Television shows depicting forensic science – from network hits like “CSI” to the macabre “Dexter” – may pull in big ratings and generate buzz around the process of catching the bad guys.

But how realistic are these portrayals?

Youth can find out firsthand through a series of workshops provided by the West Virginia University Next Generation Forensic Science Initiative. Through hands-on, laboratory-based activities, middle- and high-school students can learn the fundamental aspects of fingerprints, footwear impression evidence, firearm identification, bloodstain pattern analysis and biometrics.

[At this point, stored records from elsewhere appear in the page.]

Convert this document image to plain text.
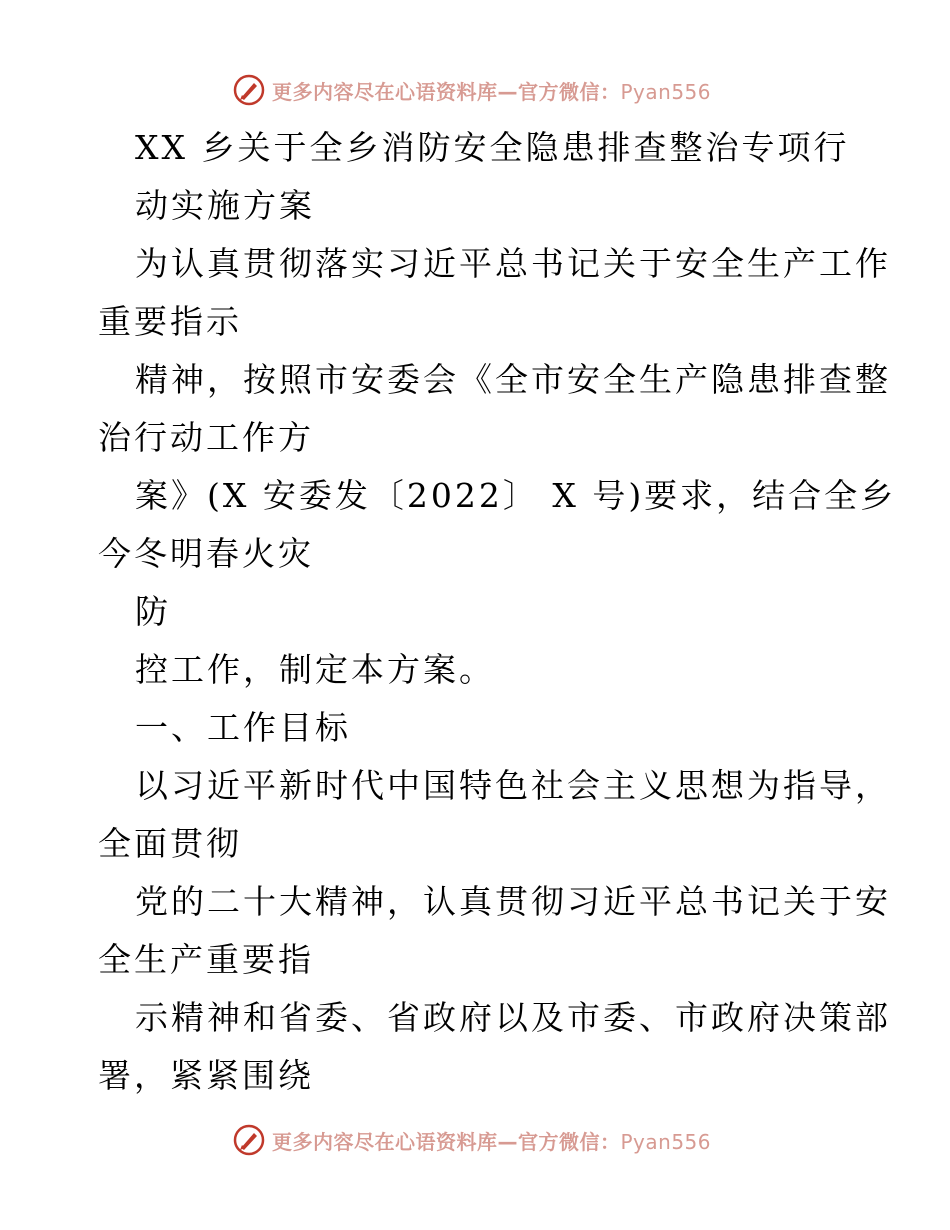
更多内容尽在心语资料库—官方微信：Pyan556
XX 乡关于全乡消防安全隐患排查整治专项行
动实施方案
为认真贯彻落实习近平总书记关于安全生产工作
重要指示
精神，按照市安委会《全市安全生产隐患排查整
治行动工作方
案》(X 安委发〔2022〕 X 号)要求，结合全乡
今冬明春火灾
防
控工作，制定本方案。
一、工作目标
以习近平新时代中国特色社会主义思想为指导，
全面贯彻
党的二十大精神，认真贯彻习近平总书记关于安
全生产重要指
示精神和省委、省政府以及市委、市政府决策部
署，紧紧围绕
更多内容尽在心语资料库—官方微信：Pyan556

Classes are free, and each will last 90 minutes. The schedule of classes is:

• Biometrics, Jan. 25
• Fingerprints, Feb. 22
• Footwear impression evidence, March 22
• Firearm identification, April 26
• Bloodstain pattern analysis, May 24

Maximum enrollment for each class is 25 students, filled on a first-come, first-served basis. Classes for middle school students will begin at 10 a.m. while classes for high school students will start at 1 p.m.

Both classes will take place at the Vehicle Processing Center in WVU’s Crime Scene Complex at 383 Oakland St., Morgantown.

Gerald Lang, of WVU Research, says the workshops evolved from the University’s participation in the 2013 National Scout Jamboree. At the nine-day summer event in Mount Hope, the University showcased its forensic sciences program with 11 different activities representing seven different forensic disciplines. Those exercises involved alternate light source applications, biometrics, bloodstain pattern analysis, digital evidence, fingerprints, footwear, firearms and tool marks. Scouts who completed four or more exercises received a patch from WVU.

Lang said they gave out 6,000 patches in four days.

“The concept is rooted in STEM education,” Lang said. “Our goal is to expose youth to the sciences.”

Chris Bily, instructional coordinator, Forensic and Investigative Science, said the classes will give students a more realistic view of how investigators treat crime scenes and test evidence.

“A lot of what they see on TV is not reality,” Bily said. “Television forensic science is frequently misrepresented, faculty incorrect and glamorized for television ratings purposes. This will provide them with a hands-on experience of forensic science, and in doing so, it will open their mind’s eye to the possibility of pursing forensic science as a career.”